About 900 people were treated for injuries after voting turned violent when Catalan civilians and Spanish police clashed.

Andrew Dowling, an expert in Catalan history at Cardiff University in Wales, said that an independence declaration by the Catalan parliament is symbolic without border and institutional control and no international support.


The declaration "will see the fracture between hardliners and the pragmatic people in Catalonia who are already seeing an economic fallout," Dowling told The Associated Press.

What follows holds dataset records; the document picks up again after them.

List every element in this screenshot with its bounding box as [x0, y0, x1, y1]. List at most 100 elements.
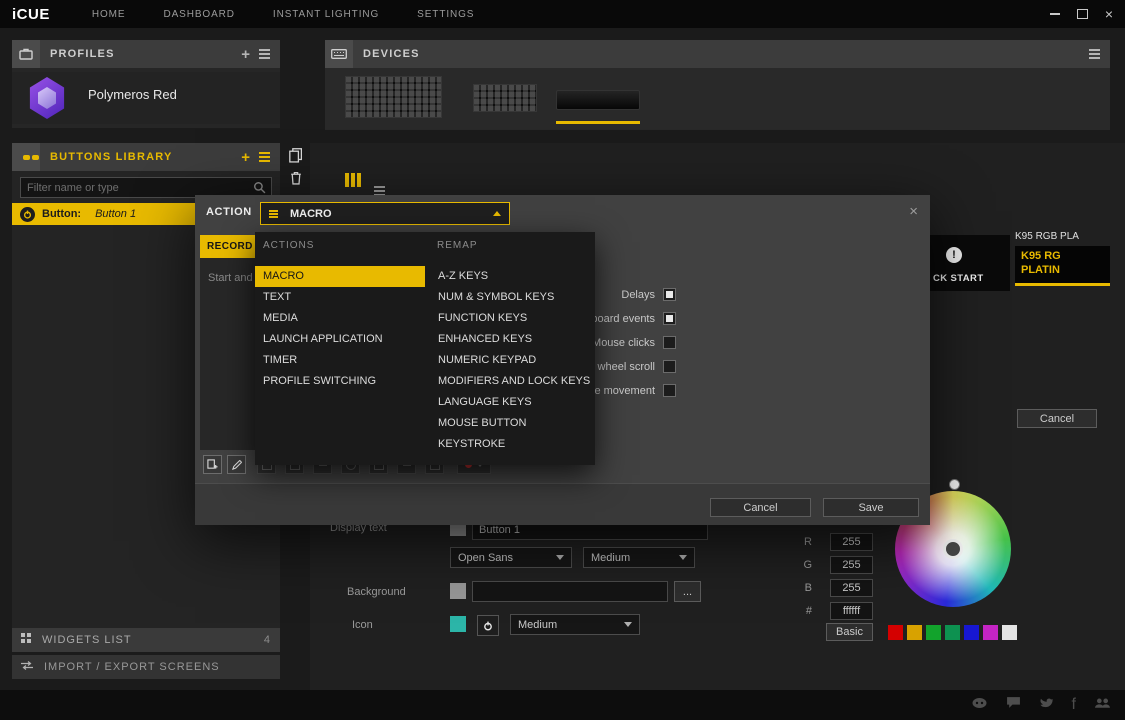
add-profile-button[interactable]: +: [241, 47, 250, 62]
facebook-icon[interactable]: f: [1072, 696, 1076, 714]
font-family-select[interactable]: Open Sans: [450, 547, 572, 568]
option-delays-checkbox[interactable]: [663, 288, 676, 301]
buttons-library-menu-icon[interactable]: [259, 156, 270, 158]
quick-start-label: CK START: [933, 273, 984, 284]
menu-item-mouse-button[interactable]: MOUSE BUTTON: [430, 413, 595, 434]
sequence-placeholder: Start and: [208, 272, 253, 284]
nav-instant-lighting[interactable]: INSTANT LIGHTING: [273, 9, 379, 20]
icon-picker-button[interactable]: [477, 615, 499, 636]
color-wheel-selector[interactable]: [943, 539, 963, 559]
option-wheel-scroll-checkbox[interactable]: [663, 360, 676, 373]
widgets-count: 4: [264, 634, 270, 646]
basic-colors-button[interactable]: Basic: [826, 623, 873, 641]
edit-action-button[interactable]: [227, 455, 246, 474]
menu-item-num-symbol-keys[interactable]: NUM & SYMBOL KEYS: [430, 287, 595, 308]
twitter-icon[interactable]: [1039, 696, 1054, 714]
add-action-button[interactable]: [203, 455, 222, 474]
device-thumb-keyboard-1[interactable]: [345, 76, 442, 118]
main-nav: HOME DASHBOARD INSTANT LIGHTING SETTINGS: [92, 9, 475, 20]
menu-item-timer[interactable]: TIMER: [255, 350, 425, 371]
modal-close-icon[interactable]: ×: [909, 203, 918, 220]
preset-swatch[interactable]: [888, 625, 903, 640]
widgets-list-bar[interactable]: WIDGETS LIST 4: [12, 628, 280, 652]
background-browse-button[interactable]: ...: [674, 581, 701, 602]
profiles-title: PROFILES: [50, 48, 241, 60]
action-type-value: MACRO: [290, 208, 493, 220]
menu-icon: [269, 213, 278, 215]
maximize-icon[interactable]: [1077, 9, 1088, 19]
menu-item-media[interactable]: MEDIA: [255, 308, 425, 329]
profile-item[interactable]: Polymeros Red: [12, 72, 280, 124]
preset-swatch[interactable]: [983, 625, 998, 640]
action-type-select[interactable]: MACRO: [260, 202, 510, 225]
menu-item-language-keys[interactable]: LANGUAGE KEYS: [430, 392, 595, 413]
hex-input[interactable]: [830, 602, 873, 620]
background-input[interactable]: [472, 581, 668, 602]
menu-item-macro[interactable]: MACRO: [255, 266, 425, 287]
nav-dashboard[interactable]: DASHBOARD: [163, 9, 234, 20]
chat-icon[interactable]: [1006, 696, 1021, 714]
profiles-icon: [12, 40, 40, 68]
menu-item-enhanced-keys[interactable]: ENHANCED KEYS: [430, 329, 595, 350]
minimize-icon[interactable]: [1050, 13, 1060, 15]
modal-cancel-button[interactable]: Cancel: [710, 498, 811, 517]
menu-item-launch-application[interactable]: LAUNCH APPLICATION: [255, 329, 425, 350]
buttons-library-title: BUTTONS LIBRARY: [50, 151, 241, 163]
close-icon[interactable]: ×: [1105, 7, 1113, 21]
option-keyboard-events-checkbox[interactable]: [663, 312, 676, 325]
button-item-name: Button 1: [95, 208, 136, 220]
menu-item-az-keys[interactable]: A-Z KEYS: [430, 266, 595, 287]
devices-sort-icon[interactable]: [1089, 53, 1100, 55]
button-item-type: Button:: [42, 208, 81, 220]
nav-home[interactable]: HOME: [92, 9, 126, 20]
window-controls: ×: [1050, 0, 1113, 28]
menu-item-function-keys[interactable]: FUNCTION KEYS: [430, 308, 595, 329]
menu-item-text[interactable]: TEXT: [255, 287, 425, 308]
menu-item-numeric-keypad[interactable]: NUMERIC KEYPAD: [430, 350, 595, 371]
quick-start-card[interactable]: ! CK START: [920, 235, 1010, 291]
modal-save-button[interactable]: Save: [823, 498, 919, 517]
r-input[interactable]: [830, 533, 873, 551]
g-input[interactable]: [830, 556, 873, 574]
icon-size-select[interactable]: Medium: [510, 614, 640, 635]
option-mouse-movement-checkbox[interactable]: [663, 384, 676, 397]
device-thumb-selected[interactable]: [556, 90, 640, 110]
menu-item-keystroke[interactable]: KEYSTROKE: [430, 434, 595, 455]
font-size-select[interactable]: Medium: [583, 547, 695, 568]
add-button-button[interactable]: +: [241, 150, 250, 165]
icon-size-value: Medium: [518, 619, 557, 631]
option-mouse-clicks-checkbox[interactable]: [663, 336, 676, 349]
chevron-down-icon: [624, 622, 632, 627]
nav-settings[interactable]: SETTINGS: [417, 9, 474, 20]
device-thumb-keyboard-2[interactable]: [473, 84, 537, 112]
trash-icon[interactable]: [290, 171, 302, 190]
discord-icon[interactable]: [971, 696, 988, 714]
duplicate-icon[interactable]: [289, 148, 302, 168]
preset-swatch[interactable]: [964, 625, 979, 640]
preset-swatch[interactable]: [1002, 625, 1017, 640]
preset-swatch[interactable]: [926, 625, 941, 640]
profiles-menu-icon[interactable]: [259, 53, 270, 55]
devices-header: DEVICES: [325, 40, 1110, 68]
menu-item-profile-switching[interactable]: PROFILE SWITCHING: [255, 371, 425, 392]
icon-label: Icon: [352, 619, 373, 631]
status-bar: f: [0, 690, 1125, 720]
import-export-bar[interactable]: IMPORT / EXPORT SCREENS: [12, 655, 280, 679]
preset-swatch[interactable]: [907, 625, 922, 640]
background-color-swatch[interactable]: [450, 583, 466, 599]
record-sequence-tab[interactable]: RECORD SE: [200, 235, 258, 258]
b-input[interactable]: [830, 579, 873, 597]
buttons-library-icon: [12, 143, 40, 171]
grid-view-icon[interactable]: [345, 173, 349, 192]
icon-color-swatch[interactable]: [450, 616, 466, 632]
devices-icon: [325, 40, 353, 68]
community-icon[interactable]: [1094, 696, 1111, 714]
menu-item-modifiers-lock-keys[interactable]: MODIFIERS AND LOCK KEYS: [430, 371, 595, 392]
color-wheel-handle[interactable]: [949, 479, 960, 490]
power-icon: [20, 207, 35, 222]
editor-cancel-button[interactable]: Cancel: [1017, 409, 1097, 428]
profiles-header: PROFILES +: [12, 40, 280, 68]
preset-swatch[interactable]: [945, 625, 960, 640]
buttons-library-header: BUTTONS LIBRARY +: [12, 143, 280, 171]
chevron-down-icon: [679, 555, 687, 560]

But Spain’s Constitutional Court officially annulled the Catalan independence vote on Nov. 8.

What has been Spain’s response?


Spanish Prime Minister Mariano Rajoy has said Catalonia's independence referendum "is good for nobody." (AP Photo/Emilio Morenatti)

Spain's top court declared the Oct. 1 independence referendum illegal, and Spanish Prime Minister Mariano Rajoy had warned that the government’s first move will be to remove Puigdemont from power when the Senate granted him the special powers under Article 155.

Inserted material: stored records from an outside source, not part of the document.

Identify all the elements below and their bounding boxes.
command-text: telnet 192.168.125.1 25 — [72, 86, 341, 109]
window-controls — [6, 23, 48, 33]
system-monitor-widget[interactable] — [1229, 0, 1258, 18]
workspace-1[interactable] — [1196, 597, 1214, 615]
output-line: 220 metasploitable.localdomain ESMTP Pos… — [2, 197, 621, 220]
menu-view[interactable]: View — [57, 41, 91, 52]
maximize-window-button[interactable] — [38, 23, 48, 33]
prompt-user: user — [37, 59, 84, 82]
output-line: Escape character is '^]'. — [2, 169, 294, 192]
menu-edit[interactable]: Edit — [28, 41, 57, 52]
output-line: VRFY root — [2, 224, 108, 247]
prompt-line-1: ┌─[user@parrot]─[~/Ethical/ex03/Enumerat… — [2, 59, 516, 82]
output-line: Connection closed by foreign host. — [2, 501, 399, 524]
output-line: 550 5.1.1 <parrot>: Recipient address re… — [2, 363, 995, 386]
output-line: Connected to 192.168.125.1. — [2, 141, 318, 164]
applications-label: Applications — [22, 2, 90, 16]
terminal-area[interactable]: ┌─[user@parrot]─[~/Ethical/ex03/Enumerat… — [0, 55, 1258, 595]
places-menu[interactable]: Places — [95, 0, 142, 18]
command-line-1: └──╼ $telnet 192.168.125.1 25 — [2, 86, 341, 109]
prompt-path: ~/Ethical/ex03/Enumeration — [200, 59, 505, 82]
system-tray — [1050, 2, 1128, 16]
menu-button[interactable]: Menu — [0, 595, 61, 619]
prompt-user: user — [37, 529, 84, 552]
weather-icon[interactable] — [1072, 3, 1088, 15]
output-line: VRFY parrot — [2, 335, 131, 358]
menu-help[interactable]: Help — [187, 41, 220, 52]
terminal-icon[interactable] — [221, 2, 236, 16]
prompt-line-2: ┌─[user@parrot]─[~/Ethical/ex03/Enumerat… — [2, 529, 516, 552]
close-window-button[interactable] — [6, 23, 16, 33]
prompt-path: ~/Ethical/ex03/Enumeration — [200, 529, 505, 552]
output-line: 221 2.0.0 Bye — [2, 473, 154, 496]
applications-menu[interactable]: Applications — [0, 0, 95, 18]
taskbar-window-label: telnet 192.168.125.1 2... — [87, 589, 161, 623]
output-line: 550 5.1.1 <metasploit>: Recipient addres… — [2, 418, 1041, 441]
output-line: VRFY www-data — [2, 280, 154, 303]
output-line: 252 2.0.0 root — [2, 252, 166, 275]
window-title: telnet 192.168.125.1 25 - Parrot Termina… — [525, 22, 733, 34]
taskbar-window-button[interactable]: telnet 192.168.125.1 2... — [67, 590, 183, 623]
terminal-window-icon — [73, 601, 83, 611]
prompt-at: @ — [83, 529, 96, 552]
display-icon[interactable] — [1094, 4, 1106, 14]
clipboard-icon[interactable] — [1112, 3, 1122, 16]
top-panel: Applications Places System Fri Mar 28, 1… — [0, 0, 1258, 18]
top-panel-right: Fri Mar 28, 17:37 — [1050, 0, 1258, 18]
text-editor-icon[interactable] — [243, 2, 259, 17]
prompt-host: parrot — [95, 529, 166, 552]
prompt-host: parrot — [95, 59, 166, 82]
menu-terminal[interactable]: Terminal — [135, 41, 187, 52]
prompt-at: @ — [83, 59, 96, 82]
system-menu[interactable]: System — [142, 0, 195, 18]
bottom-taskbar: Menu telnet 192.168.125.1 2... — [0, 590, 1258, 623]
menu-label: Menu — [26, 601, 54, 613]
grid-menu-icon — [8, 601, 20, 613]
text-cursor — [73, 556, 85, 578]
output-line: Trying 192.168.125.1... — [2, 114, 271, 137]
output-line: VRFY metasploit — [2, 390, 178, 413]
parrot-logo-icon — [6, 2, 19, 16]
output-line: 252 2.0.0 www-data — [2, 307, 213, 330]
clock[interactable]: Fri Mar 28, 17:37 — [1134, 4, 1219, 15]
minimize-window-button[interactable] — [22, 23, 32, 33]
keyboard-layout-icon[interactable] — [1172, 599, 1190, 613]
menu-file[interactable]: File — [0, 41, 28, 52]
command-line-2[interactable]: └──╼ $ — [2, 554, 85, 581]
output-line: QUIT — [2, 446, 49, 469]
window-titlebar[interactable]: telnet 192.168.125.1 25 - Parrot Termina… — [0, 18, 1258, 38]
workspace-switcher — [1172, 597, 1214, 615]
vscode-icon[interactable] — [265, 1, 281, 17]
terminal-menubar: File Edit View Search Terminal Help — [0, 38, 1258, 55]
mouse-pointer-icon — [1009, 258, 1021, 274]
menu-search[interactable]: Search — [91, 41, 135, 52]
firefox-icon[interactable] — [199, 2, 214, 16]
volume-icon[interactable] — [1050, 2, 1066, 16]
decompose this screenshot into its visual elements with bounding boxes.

Rajoy said what is happening in Catalonia is “a clear violation of the laws, of democracy, of the rights of all, and that has consequences.”

Hundreds of thousands of anti-independence protesters demonstrated in the streets of Barcelona and called for the Catalonia region to remain a part of Spain.

Rajoy reportedly refused help from outside civil-society groups and lawyers to mediate negotiations between the two factions. He has also declined to engage in talks with Catalan leaders.

“There is no possible mediation between democratic law and disobedience and unlawfulness,” Rajoy said.

What is Article 155?

Spain invoked a clause of its constitution after Catalonia forged ahead with its plans to secede from the country that would take away the region’s autonomy.

Catalonia's refusal to backtrack from its independence threats triggered Article 155 of the Spanish Constitution, the government said, which allows central authorities to take over control of any of the country’s 17 regions. It’s a provision that hasn’t been used in the four decades since democracy was restored in the European nation.


An English translation of the constitution states that if an autonomous community breaks the law or disregards the constitution, the Spanish government can – after following certain procedures – “take the measures necessary in order to compel the [community] forcibly to meet said obligations, or in order to protect [Spain’s] general interests.”

Rajoy's cabinet met in a special meeting to approve measures to take direct control of the Catalan region under Article 155. The Senate gave him the power to do so.

The Associated Press contributed to this report.